In [1]:
import pandas as pd
import numpy as np
from sqlalchemy import create_engine
from sqlalchemy import text

In [2]:
DB_USER = "root"         
DB_PASS = "YourPassword"     
DB_HOST = "localhost"
DB_PORT = "3306"
DB_NAME = "e_commerce_project"

In [3]:
engine = create_engine(f"mysql+pymysql://{DB_USER}:{DB_PASS}@{DB_HOST}/{DB_NAME}")

In [4]:
print("📥 Loading tables from MySQL...")
customers = pd.read_sql("SELECT * FROM customers", engine)
orders = pd.read_sql("SELECT * FROM orders", engine)
order_items = pd.read_sql("SELECT * FROM order_items", engine)
payments = pd.read_sql("SELECT * FROM payments", engine)
products = pd.read_sql("SELECT * FROM products", engine)

📥 Loading tables from MySQL...


In [5]:
print("🧹 Cleaning data...")

date_cols = [
    "order_purchase_timestamp",
    "order_approved_at",
    "order_delivered_carrier_date",
    "order_delivered_customer_date",
    "order_estimated_delivery_date"
]
for col in date_cols:
    if col in orders.columns:
        orders[col] = pd.to_datetime(orders[col], errors="coerce")

customers.drop_duplicates(subset=["customer_id"], inplace=True)

payments = payments.dropna(subset=["order_id", "payment_value"])


🧹 Cleaning data...


In [6]:
print("🔄 Merging tables...")

olist_clean = (
    orders
    .merge(payments, on="order_id", how="left")
    .merge(order_items, on="order_id", how="left")
    .merge(products, on="product_id", how="left")
    .merge(customers, on="customer_id", how="left")
)

olist_clean = olist_clean[[
    "order_id", "customer_id", "customer_city", "customer_state",
    "order_status", "order_purchase_timestamp", "order_delivered_customer_date",
    "payment_type", "payment_installments", "payment_value",
    "product_id", "product_category_name", "price", "freight_value"
]]

🔄 Merging tables...


In [7]:
olist_clean["order_id"] = olist_clean["order_id"].astype(str)
olist_clean["customer_id"] = olist_clean["customer_id"].astype(str)
olist_clean["product_id"] = olist_clean["product_id"].astype(str)

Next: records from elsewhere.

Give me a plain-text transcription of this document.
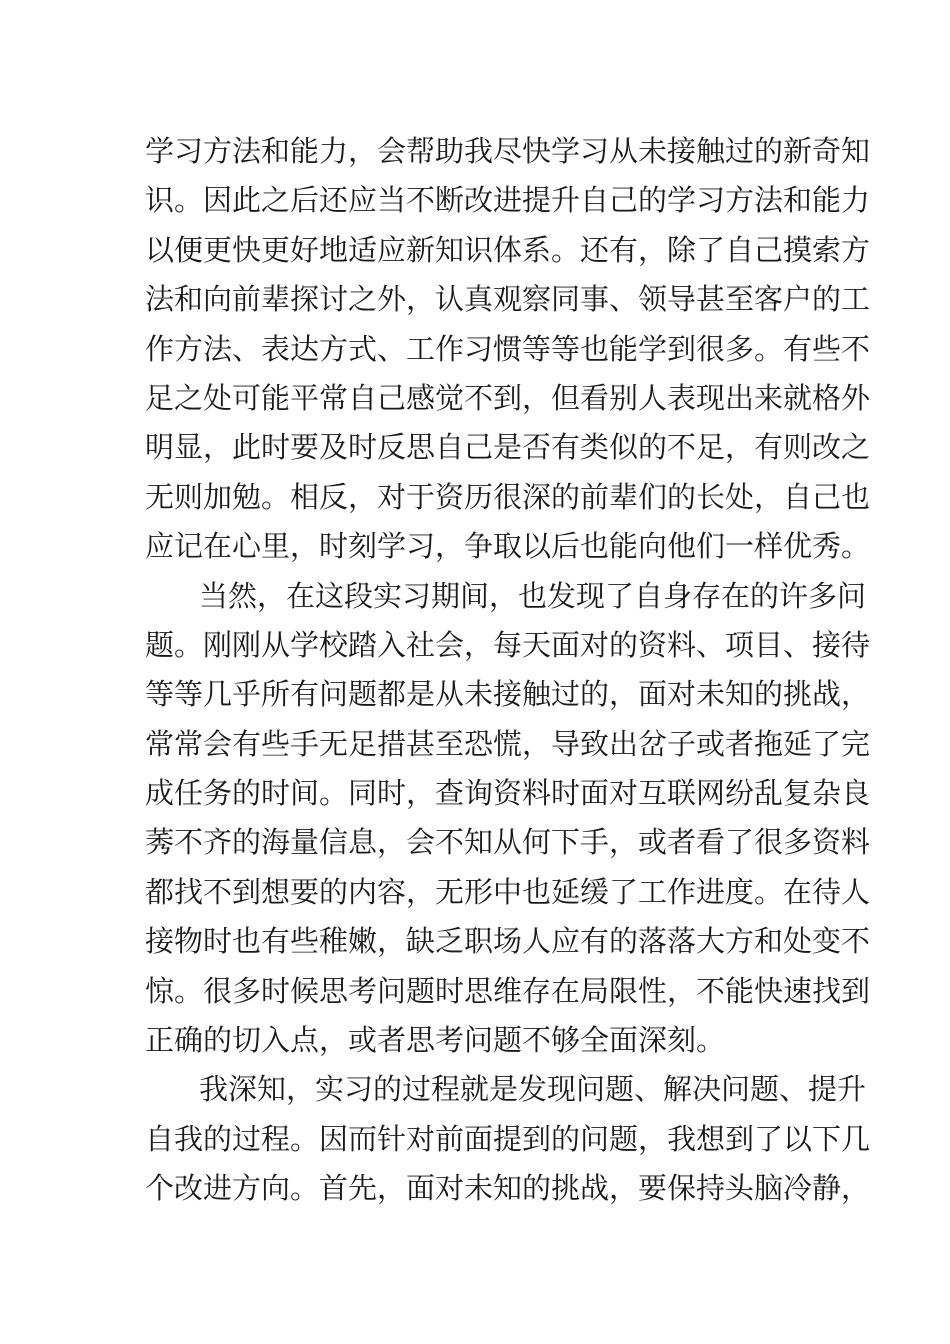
学习方法和能力，会帮助我尽快学习从未接触过的新奇知
识。因此之后还应当不断改进提升自己的学习方法和能力
以便更快更好地适应新知识体系。还有，除了自己摸索方
法和向前辈探讨之外，认真观察同事、领导甚至客户的工
作方法、表达方式、工作习惯等等也能学到很多。有些不
足之处可能平常自己感觉不到，但看别人表现出来就格外
明显，此时要及时反思自己是否有类似的不足，有则改之
无则加勉。相反，对于资历很深的前辈们的长处，自己也
应记在心里，时刻学习，争取以后也能向他们一样优秀。
当然，在这段实习期间，也发现了自身存在的许多问
题。刚刚从学校踏入社会，每天面对的资料、项目、接待
等等几乎所有问题都是从未接触过的，面对未知的挑战，
常常会有些手无足措甚至恐慌，导致出岔子或者拖延了完
成任务的时间。同时，查询资料时面对互联网纷乱复杂良
莠不齐的海量信息，会不知从何下手，或者看了很多资料
都找不到想要的内容，无形中也延缓了工作进度。在待人
接物时也有些稚嫩，缺乏职场人应有的落落大方和处变不
惊。很多时候思考问题时思维存在局限性，不能快速找到
正确的切入点，或者思考问题不够全面深刻。
我深知，实习的过程就是发现问题、解决问题、提升
自我的过程。因而针对前面提到的问题，我想到了以下几
个改进方向。首先，面对未知的挑战，要保持头脑冷静，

# Save to MySQL with dtype mapping
from sqlalchemy.types import String

olist_clean.to_sql(
    "olist_clean",
    engine,
    if_exists="replace",
    index=False,
    dtype={
        "order_id": String(50),
        "customer_id": String(50),
        "product_id": String(50)
    }
)
print("💾 Saving cleaned table to MySQL...")

💾 Saving cleaned table to MySQL...


In [8]:
with engine.begin() as conn:
    conn.execute(text("ALTER TABLE olist_clean ADD INDEX idx_order_id (order_id)"))
    conn.execute(text("ALTER TABLE olist_clean ADD INDEX idx_customer_id (customer_id)"))
    conn.execute(text("ALTER TABLE olist_clean ADD INDEX idx_product_id (product_id)"))

print("✅ Data cleaning and merging complete! The cleaned table is saved as 'olist_clean' in the MySQL database.")  

✅ Data cleaning and merging complete! The cleaned table is saved as 'olist_clean' in the MySQL database.